1 - Mü’min, Allah’ın dinini
engellemek için savaşan, Allah’a ve peygamberine düşman olanları sevmez.
Öyleleri ile iyi geçinir ama onlarla gönülden dost olup onlara sır vermez.
Akrabası dahi olsa onları, dinine zarar verecek biçimde sırdaş edinip
Müslümanların sırlarını onlara iletmez. Çünkü bu durum Müslümanların durumunu
zayıflatır.
Zaten gönül birliği olmayınca
insan kardeşiyle dahi gönülden ülfet edemiyor. İnsanları birbirlerine bağlayan
sadece kan bağı veya arkadaşlık değil, bundan daha önemlisi fikir birliğidir.
Ancak dost tutulmaması
emredilen gayri Müslimler, İslam’ın düşmanı olanlardır. Tarafsız insanlara
karşı iyi davranmakta, onlarla dostluk kurmakta bir sakınca yoktur.
(Mümtehine/8-9) ayetler.
2 – Ahirette insana yarar
sağlayacak olan akrabası değil, imanıdır.
3 – Mü’min, inanmayanlar için
mağfiret dilemez. (4. Ayet gereği)
4 – Peygamber A.S. mü’minlerin
örneğidir.
5 – Allah; şimdiki düşmanları,
ileride dost yapabilir. Onun için düşmanlara karşı da ölçülü davranmalı, aşırı
gitmemelidir.
Hz. Ali şöyle demiştir;
Sevdiğini ölçülü sev belki bir gün düşman olabilir, sevmediğine de aşırı gitme
belki bir gün dostun olabilir.
6 – Karı kocadan biri kafir
olursa, aralarında ki nikah bozulur. Müslüman kadın müşrike helal değildir.

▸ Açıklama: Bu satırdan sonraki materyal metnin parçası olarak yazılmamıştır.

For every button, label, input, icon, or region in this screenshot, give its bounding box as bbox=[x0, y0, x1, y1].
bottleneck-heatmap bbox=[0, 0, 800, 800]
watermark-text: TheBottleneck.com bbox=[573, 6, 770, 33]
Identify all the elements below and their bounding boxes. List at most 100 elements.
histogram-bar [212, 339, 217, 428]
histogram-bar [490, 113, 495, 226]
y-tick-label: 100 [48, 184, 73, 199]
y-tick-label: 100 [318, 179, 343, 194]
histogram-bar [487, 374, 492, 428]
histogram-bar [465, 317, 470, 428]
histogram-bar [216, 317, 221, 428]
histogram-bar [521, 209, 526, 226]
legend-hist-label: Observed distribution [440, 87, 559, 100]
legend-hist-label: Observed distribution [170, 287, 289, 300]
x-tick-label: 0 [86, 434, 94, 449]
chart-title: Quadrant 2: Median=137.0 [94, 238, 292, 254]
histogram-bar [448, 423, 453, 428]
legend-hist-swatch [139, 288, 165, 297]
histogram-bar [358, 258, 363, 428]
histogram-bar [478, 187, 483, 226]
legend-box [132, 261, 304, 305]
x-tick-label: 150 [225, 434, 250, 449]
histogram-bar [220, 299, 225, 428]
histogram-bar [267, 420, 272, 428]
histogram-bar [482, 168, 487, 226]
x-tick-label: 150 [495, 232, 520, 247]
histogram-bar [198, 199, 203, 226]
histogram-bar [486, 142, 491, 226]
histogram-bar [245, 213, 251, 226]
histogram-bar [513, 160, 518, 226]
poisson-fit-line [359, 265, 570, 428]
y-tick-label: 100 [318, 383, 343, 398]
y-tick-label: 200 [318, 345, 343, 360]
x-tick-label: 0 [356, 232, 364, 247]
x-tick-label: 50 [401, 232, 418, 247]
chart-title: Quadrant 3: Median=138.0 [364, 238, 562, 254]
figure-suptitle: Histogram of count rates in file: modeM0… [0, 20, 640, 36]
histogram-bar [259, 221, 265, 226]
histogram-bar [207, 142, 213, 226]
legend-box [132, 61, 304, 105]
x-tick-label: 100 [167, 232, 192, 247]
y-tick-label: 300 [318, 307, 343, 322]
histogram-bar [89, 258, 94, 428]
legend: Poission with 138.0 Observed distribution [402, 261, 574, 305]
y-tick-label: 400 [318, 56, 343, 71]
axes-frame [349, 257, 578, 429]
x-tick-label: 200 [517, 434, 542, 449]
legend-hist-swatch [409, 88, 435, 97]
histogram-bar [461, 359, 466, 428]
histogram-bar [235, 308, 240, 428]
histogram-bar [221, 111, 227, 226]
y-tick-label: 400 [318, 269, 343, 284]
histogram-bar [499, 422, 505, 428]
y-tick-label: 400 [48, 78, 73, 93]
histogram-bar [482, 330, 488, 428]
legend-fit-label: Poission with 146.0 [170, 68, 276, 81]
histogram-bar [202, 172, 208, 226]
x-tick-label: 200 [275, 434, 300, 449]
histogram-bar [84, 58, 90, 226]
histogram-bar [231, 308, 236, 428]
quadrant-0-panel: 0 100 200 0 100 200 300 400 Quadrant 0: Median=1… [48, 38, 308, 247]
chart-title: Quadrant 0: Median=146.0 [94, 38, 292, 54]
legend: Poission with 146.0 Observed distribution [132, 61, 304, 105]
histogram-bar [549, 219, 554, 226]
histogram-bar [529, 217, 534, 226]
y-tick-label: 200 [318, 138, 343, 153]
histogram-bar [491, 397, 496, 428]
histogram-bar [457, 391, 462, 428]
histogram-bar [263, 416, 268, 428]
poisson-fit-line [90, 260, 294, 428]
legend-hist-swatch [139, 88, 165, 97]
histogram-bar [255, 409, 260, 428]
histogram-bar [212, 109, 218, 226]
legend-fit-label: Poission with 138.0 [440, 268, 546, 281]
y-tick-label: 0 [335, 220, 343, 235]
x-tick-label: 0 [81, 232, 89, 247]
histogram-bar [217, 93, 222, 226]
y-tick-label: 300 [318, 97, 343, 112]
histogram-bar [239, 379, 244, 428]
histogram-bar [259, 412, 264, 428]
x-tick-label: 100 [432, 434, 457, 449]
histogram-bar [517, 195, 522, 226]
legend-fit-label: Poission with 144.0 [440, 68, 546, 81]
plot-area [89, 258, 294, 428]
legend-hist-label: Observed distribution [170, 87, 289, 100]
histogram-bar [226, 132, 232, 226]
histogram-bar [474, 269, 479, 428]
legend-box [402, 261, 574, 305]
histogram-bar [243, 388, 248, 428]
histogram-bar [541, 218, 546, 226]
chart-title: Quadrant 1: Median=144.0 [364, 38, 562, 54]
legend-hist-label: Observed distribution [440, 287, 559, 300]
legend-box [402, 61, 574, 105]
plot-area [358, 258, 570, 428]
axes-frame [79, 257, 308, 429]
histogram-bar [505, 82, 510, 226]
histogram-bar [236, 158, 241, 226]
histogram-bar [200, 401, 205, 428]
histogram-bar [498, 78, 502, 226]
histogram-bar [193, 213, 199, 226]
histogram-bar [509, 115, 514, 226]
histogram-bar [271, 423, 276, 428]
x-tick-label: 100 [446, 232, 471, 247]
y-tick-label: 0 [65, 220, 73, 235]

Müslüman erkek te müşrik kadını nikahı altında tutamaz.
7 - İnanarak küfür yurdundan hicret eden müşrik
kadınları imtihan edilir. Gerçekten inandıklarından dolayı kâfir kocalarından
kaçmış iseler, kocalarına geri verilmezler. Onlarla evlenmek isteyenler,
onların müşrik kocalarına harcamış oldukları mehri geri verirler. Eğer Müslüman
kadınlar kaçıp kâfirlerin tarafına geçerse bu defa kâfirlerden kaçmış kadının
mehri, karısı kâfirler tarafına kaçmış olan Müslüman kocaya ödenir. (10 ve 11.)
ayetler.
8 – Peygamber A.S. a kendisine
bey’at etmek isteyen kadınlardan bey’at alması emredilmiştir ki bu bey’at;
Allah’a ortak koşmama, çalmama, zina etmeme, uygun emirlerinde peygambere itaat
etme şartlarını içerir. (12. ayet.)
9 – Peygamber’e itaatin dahi
mutlak değilmeşrû’, uygun emirlere yapılacağı belirtilmiştir ki bu, İslam’da
körü körüne taklidin yeri olmadığını gösterir.
10 – Kâfirlerin ahirette
kurtuluş umudu yoktur, yahut kâfirler ahirete asla inanmazlar. (Süleyman Ateş -
Yüce Kur’an ın çağdaş tefsiri Cilt9/401)]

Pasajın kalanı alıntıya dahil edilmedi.